According to the report’s findings, solar and battery storage are absorbing the policy shock much better than other technologies like onshore wind. On average over the 2025–2035 period, the OBBBA scenario preserves a significant portion of the expected IRA gains. Utility-scale solar PV preserves 80% of new capacity and 82% of new generation.
Meanwhile, distributed solar is highly insulated from federal policy changes, preserving 95% of both capacity and generation. Battery storage retains 83% of its projected capacity buildout under the original IRA trajectory.
The report labels solar as “credit-sensitive but not credit-dependent” because falling module costs and strong underlying economic competitiveness are allowing utility-scale solar to withstand the phase-out of the tax credits. Distributed solar remains largely unaffected because its deployment is primarily driven by state-level policies, retail electricity rates, and net metering rather than federal tax credits.
Battery storage maintains strong numbers because it retained tax credit access under the OBBBA, though its market opportunity shrunk slightly due to reduced solar deployment.
While the sector remains viable, the removal of full tax credits does create a deployment lag. The analysis frames this lag by calculating how many years later the OBBBA scenario achieves the same deployment metrics as the original IRA trajectory.
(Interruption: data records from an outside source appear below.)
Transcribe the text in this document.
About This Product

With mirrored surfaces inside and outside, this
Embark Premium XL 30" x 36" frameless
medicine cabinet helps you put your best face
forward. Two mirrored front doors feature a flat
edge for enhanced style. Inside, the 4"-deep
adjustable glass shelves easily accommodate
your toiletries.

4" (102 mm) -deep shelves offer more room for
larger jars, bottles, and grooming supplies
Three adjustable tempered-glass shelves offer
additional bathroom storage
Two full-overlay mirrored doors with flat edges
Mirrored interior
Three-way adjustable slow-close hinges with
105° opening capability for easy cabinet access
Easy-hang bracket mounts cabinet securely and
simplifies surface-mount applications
For utility-scale solar, the policy shift introduces an average capacity lag of 2.6 years and a generation lag of 2.3 years. Battery storage faces an average capacity lag of 2.5 years, while distributed solar sees a minimal lag of just 1.0 year. By 2035, these delayed additions accumulate to a total of 29 deployment-years of lost utility-scale solar capacity and 27 deployment-years of lost battery storage capacity.
A key takeaway for project developers is that federal tax credits are no longer the primary driver or bottleneck for the industry. The report notes that even under the full IRA trajectory, supply-side barriers like slow permitting and lagging transmission buildout were preventing the sector from reaching its full potential.
The modeling uses an identical annual buildout cap for both scenarios to account for these constraints. Because of this, the author argues that policy priorities should pivot away from trying to restore full tax credits, which would only recover about 2.5 years of deployment lag without expanding the market ceiling.
Instead, the industry needs aggressive federal permitting reform and transmission expansion to lift the deployment ceiling entirely and reduce project carrying costs. Furthermore, the report highlights that variable solar and wind cannot completely displace dispatchable fossil capacity on their own.
To close the resulting emissions gap, policymakers and investors must focus on deploying short-duration battery storage alongside long-term clean firm technologies to handle grid reliability as older fossil assets face eventual retirement.